In an environment that supports self-esteem, people:
- feel recognized
- receive constructive criticism
- their ideas get supported
- have access to information
- their learning is encouraged
Leader, CEO, President
If someone wants to create something bigger than himself, he has to surround himself with people better than himself.
If a CEO wants a successful company, he needs to employ smarter, more qualified people, better professionals than himself.
To do this, a leader needs healthy self-esteem. If you treat these people with due respect, they will approach it and respect will become an organizational culture.
Steps of building self-esteem
We feel a strong urge to avoid any action that moves us out of our comfort zone. If we stay at this level, it will ruin our self-esteem and our life.
2. Small steps
Even a little progress can increase our self-esteem. If you want to hit the gym, it helps to put on your running shoes first.
3. Bigger tasks
With the help of the small steps, we have already come down to training. We are still scared, but we are already there and moving towards our goal.
4. Complex tasks
With the help of the previous steps, we have gained enough confidence to besiege the bigger challenges as well.

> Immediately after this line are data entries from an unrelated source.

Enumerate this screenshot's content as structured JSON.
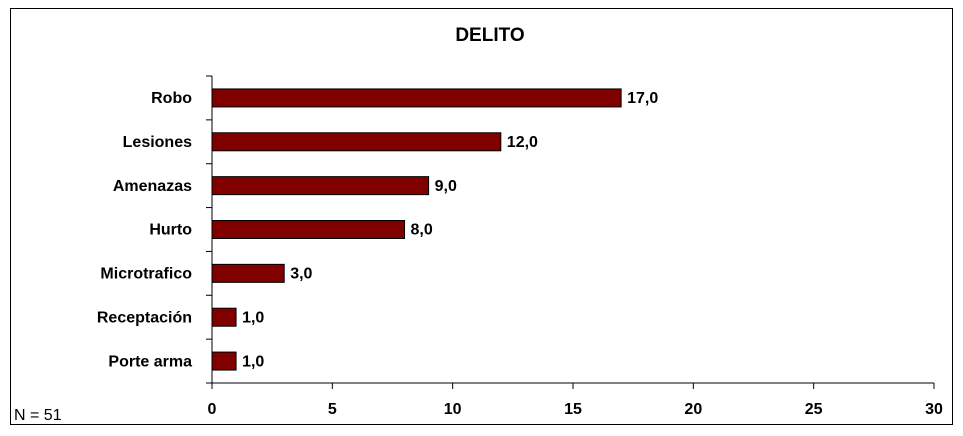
{
  "chart_data": {
    "type": "bar",
    "orientation": "horizontal",
    "title": "DELITO",
    "categories": [
      "Robo",
      "Lesiones",
      "Amenazas",
      "Hurto",
      "Microtrafico",
      "Receptación",
      "Porte arma"
    ],
    "values": [
      17,
      12,
      9,
      8,
      3,
      1,
      1
    ],
    "value_labels": [
      "17,0",
      "12,0",
      "9,0",
      "8,0",
      "3,0",
      "1,0",
      "1,0"
    ],
    "color": "#800000",
    "xlim": [
      0,
      30
    ],
    "xticks": [
      0,
      5,
      10,
      15,
      20,
      25,
      30
    ],
    "annotation": "N = 51"
  }
}
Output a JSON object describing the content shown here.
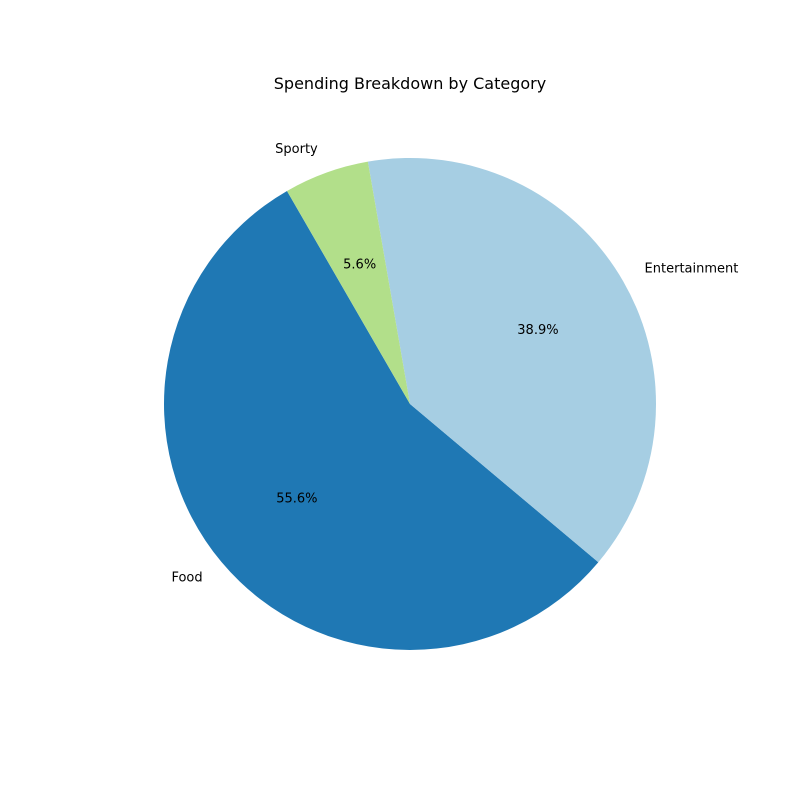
{
  "chart_data": {
    "type": "pie",
    "title": "Spending Breakdown by Category",
    "categories": [
      "Food",
      "Entertainment",
      "Sporty"
    ],
    "values": [
      55.6,
      38.9,
      5.6
    ],
    "percent_labels": [
      "55.6%",
      "38.9%",
      "5.6%"
    ],
    "colors": [
      "#1f78b4",
      "#a6cee3",
      "#b2df8a"
    ],
    "start_angle_deg": 120,
    "direction": "counterclockwise"
  }
}
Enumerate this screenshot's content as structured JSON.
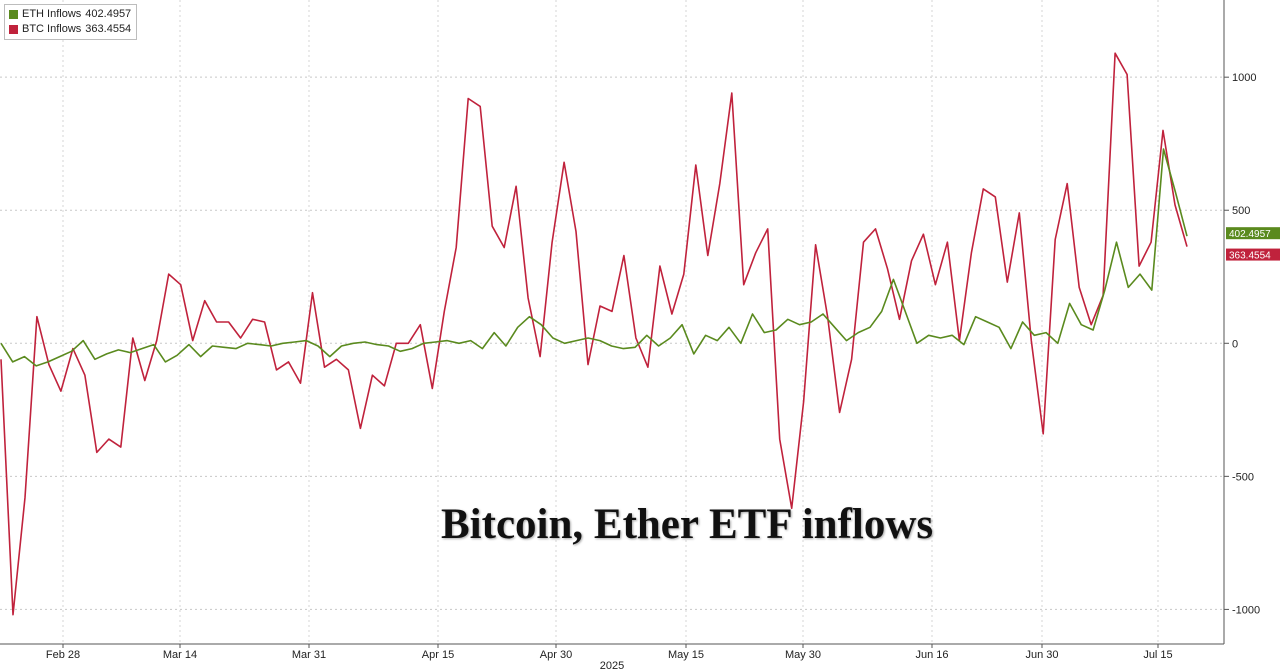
{
  "chart_data": {
    "type": "line",
    "title": "Bitcoin, Ether ETF inflows",
    "year_label": "2025",
    "x_ticks": [
      "Feb 28",
      "Mar 14",
      "Mar 31",
      "Apr 15",
      "Apr 30",
      "May 15",
      "May 30",
      "Jun 16",
      "Jun 30",
      "Jul 15"
    ],
    "y_ticks": [
      -1000,
      -500,
      0,
      500,
      1000
    ],
    "ylim": [
      -1130,
      1290
    ],
    "grid": "horizontal-dashed",
    "legend_position": "top-left",
    "series": [
      {
        "name": "ETH Inflows",
        "last_value": "402.4957",
        "color": "#5a8a1e",
        "values": [
          0,
          -70,
          -50,
          -85,
          -70,
          -50,
          -30,
          10,
          -60,
          -40,
          -25,
          -35,
          -20,
          -5,
          -70,
          -45,
          -5,
          -50,
          -10,
          -15,
          -20,
          0,
          -5,
          -10,
          0,
          5,
          10,
          -10,
          -50,
          -10,
          0,
          5,
          -5,
          -10,
          -30,
          -20,
          0,
          5,
          10,
          0,
          10,
          -20,
          40,
          -10,
          60,
          100,
          70,
          20,
          0,
          10,
          20,
          10,
          -10,
          -20,
          -15,
          30,
          -10,
          20,
          70,
          -40,
          30,
          10,
          60,
          0,
          110,
          40,
          50,
          90,
          70,
          80,
          110,
          60,
          10,
          40,
          60,
          120,
          240,
          120,
          0,
          30,
          20,
          30,
          -5,
          100,
          80,
          60,
          -20,
          80,
          30,
          40,
          0,
          150,
          70,
          50,
          200,
          380,
          210,
          260,
          200,
          730,
          570,
          402.4957
        ]
      },
      {
        "name": "BTC Inflows",
        "last_value": "363.4554",
        "color": "#c0223c",
        "values": [
          -60,
          -1020,
          -580,
          100,
          -80,
          -180,
          -20,
          -120,
          -410,
          -360,
          -390,
          20,
          -140,
          10,
          260,
          220,
          10,
          160,
          80,
          80,
          20,
          90,
          80,
          -100,
          -70,
          -150,
          190,
          -90,
          -60,
          -100,
          -320,
          -120,
          -160,
          0,
          0,
          70,
          -170,
          120,
          360,
          920,
          890,
          440,
          360,
          590,
          170,
          -50,
          380,
          680,
          420,
          -80,
          140,
          120,
          330,
          20,
          -90,
          290,
          110,
          260,
          670,
          330,
          600,
          940,
          220,
          340,
          430,
          -360,
          -620,
          -220,
          370,
          100,
          -260,
          -60,
          380,
          430,
          280,
          90,
          310,
          410,
          220,
          380,
          10,
          340,
          580,
          550,
          230,
          490,
          10,
          -340,
          390,
          600,
          210,
          70,
          180,
          1090,
          1010,
          290,
          380,
          800,
          520,
          363.4554
        ]
      }
    ]
  }
}
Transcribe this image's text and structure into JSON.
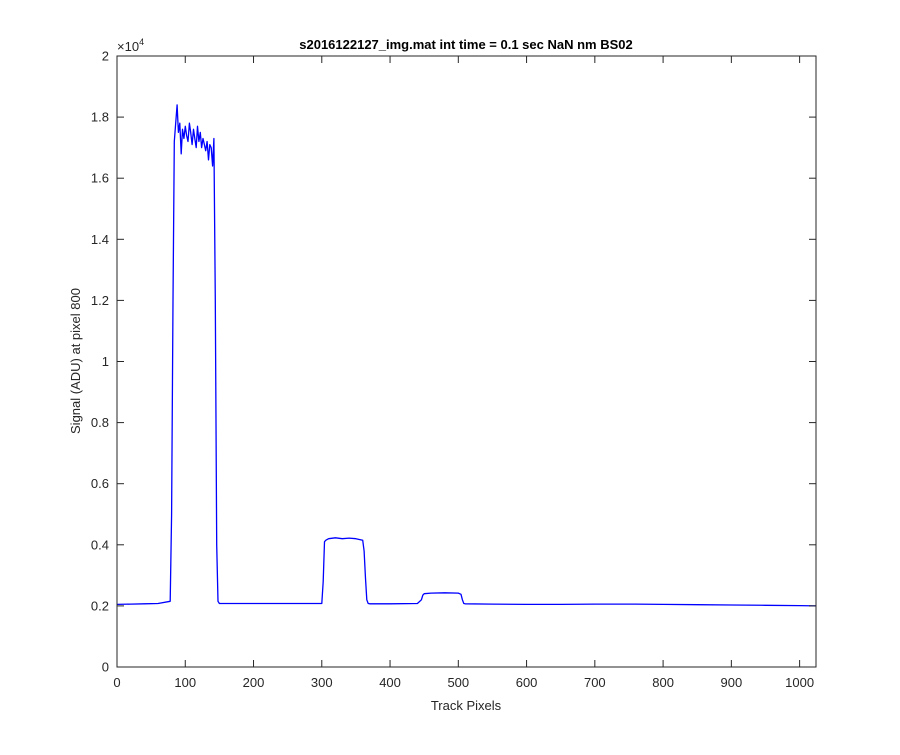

Thoughts on The 6 pillars of Self-Esteem
The massive research behind the 6 pillars of self-esteem are visible. The book is well structured and has a lot to say.
With the sentence-supplementing exercises, I think Nathaniel Branden went a little bit too extreme. He added too many and not necessarily useful exercises (at least for me) to the otherwise enjoyable chapters.
In some places, Branden explains things that are obvious. The description of the six basic laws is downright exciting, but the second part of the book was forgettable to me.
There are few such well-compiled, research-supported books on self-esteem, inner values, and struggles written by a professional (psychologist).
I recommend Nathanial Branden’s book - The 6 Pillars of Self-Esteem to everyone.